PRIMERO.-La Justicia de la Unión ampara y protege a ... contra el acto reclamado del Juez de Primera Instancia en Materia Penal del Distrito Judicial de Sabinas, consistente en la sentencia de treinta y uno de enero de dos mil cuatro, dictada en el expediente 139/2003; para los únicos efectos precisados en la parte final del último considerando.

SEGUNDO.-Con fundamento en el artículo 106 de la Ley de Amparo, requiérase a la autoridad responsable para que dentro del término de veinticuatro horas dé cumplimiento a esta ejecutoria e informe sobre el particular.
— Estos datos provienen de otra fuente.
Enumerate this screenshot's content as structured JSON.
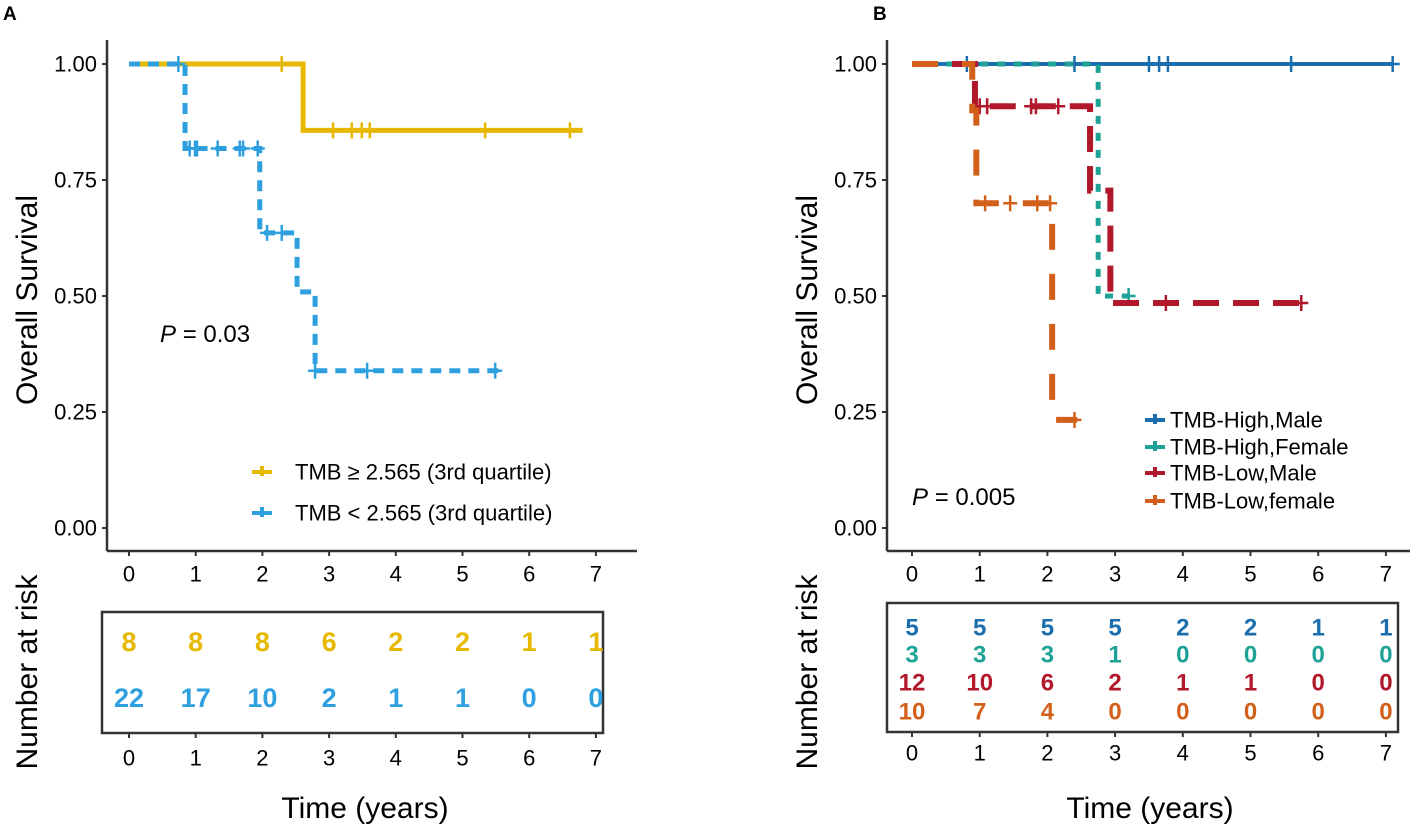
{
  "chart_data": [
    {
      "panel_label": "A",
      "type": "line",
      "subtype": "kaplan-meier",
      "ylabel": "Overall Survival",
      "xlabel": "Time (years)",
      "xlim": [
        0,
        7
      ],
      "ylim": [
        0,
        1
      ],
      "xticks": [
        "0",
        "1",
        "2",
        "3",
        "4",
        "5",
        "6",
        "7"
      ],
      "yticks": [
        "0.00",
        "0.25",
        "0.50",
        "0.75",
        "1.00"
      ],
      "grid": false,
      "legend_placement": "bottom-right",
      "pvalue": {
        "symbol": "P",
        "text": "= 0.03"
      },
      "series": [
        {
          "name": "TMB ≥ 2.565 (3rd quartile)",
          "color": "#E7B800",
          "style": "solid",
          "steps": [
            [
              2.61,
              0.857
            ]
          ],
          "censored": [
            2.29,
            3.06,
            3.34,
            3.49,
            3.61,
            5.34,
            6.61
          ],
          "end": 6.8
        },
        {
          "name": "TMB < 2.565 (3rd quartile)",
          "color": "#2E9FDF",
          "style": "dashed",
          "steps": [
            [
              0.84,
              0.818
            ],
            [
              1.96,
              0.636
            ],
            [
              2.52,
              0.509
            ],
            [
              2.79,
              0.339
            ]
          ],
          "censored": [
            0.74,
            0.91,
            0.99,
            1.02,
            1.33,
            1.66,
            1.71,
            1.93,
            2.07,
            2.29,
            2.79,
            3.57,
            5.49
          ],
          "end": 5.59
        }
      ],
      "risk_table": {
        "ylabel": "Number at risk",
        "rows": [
          {
            "color": "#E7B800",
            "values": [
              "8",
              "8",
              "8",
              "6",
              "2",
              "2",
              "1",
              "1"
            ]
          },
          {
            "color": "#2E9FDF",
            "values": [
              "22",
              "17",
              "10",
              "2",
              "1",
              "1",
              "0",
              "0"
            ]
          }
        ]
      }
    },
    {
      "panel_label": "B",
      "type": "line",
      "subtype": "kaplan-meier",
      "ylabel": "Overall Survival",
      "xlabel": "Time (years)",
      "xlim": [
        0,
        7
      ],
      "ylim": [
        0,
        1
      ],
      "xticks": [
        "0",
        "1",
        "2",
        "3",
        "4",
        "5",
        "6",
        "7"
      ],
      "yticks": [
        "0.00",
        "0.25",
        "0.50",
        "0.75",
        "1.00"
      ],
      "grid": false,
      "legend_placement": "bottom-right",
      "pvalue": {
        "symbol": "P",
        "text": "= 0.005"
      },
      "series": [
        {
          "name": "TMB-High,Male",
          "color": "#1B6FAE",
          "style": "solid",
          "steps": [],
          "censored": [
            0.81,
            2.4,
            3.5,
            3.65,
            3.78,
            5.6,
            7.1
          ],
          "end": 7.1
        },
        {
          "name": "TMB-High,Female",
          "color": "#1FA296",
          "style": "dotted",
          "steps": [
            [
              2.75,
              0.5
            ]
          ],
          "censored": [
            3.2
          ],
          "end": 3.25
        },
        {
          "name": "TMB-Low,Male",
          "color": "#B2182B",
          "style": "longdash",
          "steps": [
            [
              0.93,
              0.909
            ],
            [
              2.63,
              0.727
            ],
            [
              2.93,
              0.485
            ]
          ],
          "censored": [
            1.0,
            1.11,
            1.76,
            1.83,
            2.16,
            3.75,
            5.75
          ],
          "end": 5.78
        },
        {
          "name": "TMB-Low,female",
          "color": "#D2601A",
          "style": "twodash",
          "steps": [
            [
              0.89,
              0.9
            ],
            [
              0.95,
              0.7
            ],
            [
              2.07,
              0.233
            ]
          ],
          "censored": [
            1.08,
            1.45,
            1.85,
            2.04,
            2.4
          ],
          "end": 2.44
        }
      ],
      "risk_table": {
        "ylabel": "Number at risk",
        "rows": [
          {
            "color": "#1B6FAE",
            "values": [
              "5",
              "5",
              "5",
              "5",
              "2",
              "2",
              "1",
              "1"
            ]
          },
          {
            "color": "#1FA296",
            "values": [
              "3",
              "3",
              "3",
              "1",
              "0",
              "0",
              "0",
              "0"
            ]
          },
          {
            "color": "#B2182B",
            "values": [
              "12",
              "10",
              "6",
              "2",
              "1",
              "1",
              "0",
              "0"
            ]
          },
          {
            "color": "#D2601A",
            "values": [
              "10",
              "7",
              "4",
              "0",
              "0",
              "0",
              "0",
              "0"
            ]
          }
        ]
      }
    }
  ]
}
Notifíquese, con testimonio de la presente resolución devuélvanse los autos al lugar de su origen y, en su oportunidad, archívese el asunto como concluido.

Así, por unanimidad de votos, lo resolvieron los Magistrados que integran el Cuarto Tribunal Colegiado del Octavo Circuito, Fernando Estrada Vásquez (presidente), Ramón Raúl Arias Martínez y Víctor Antonio Pescador Cano, bajo la ponencia del último de los nombrados.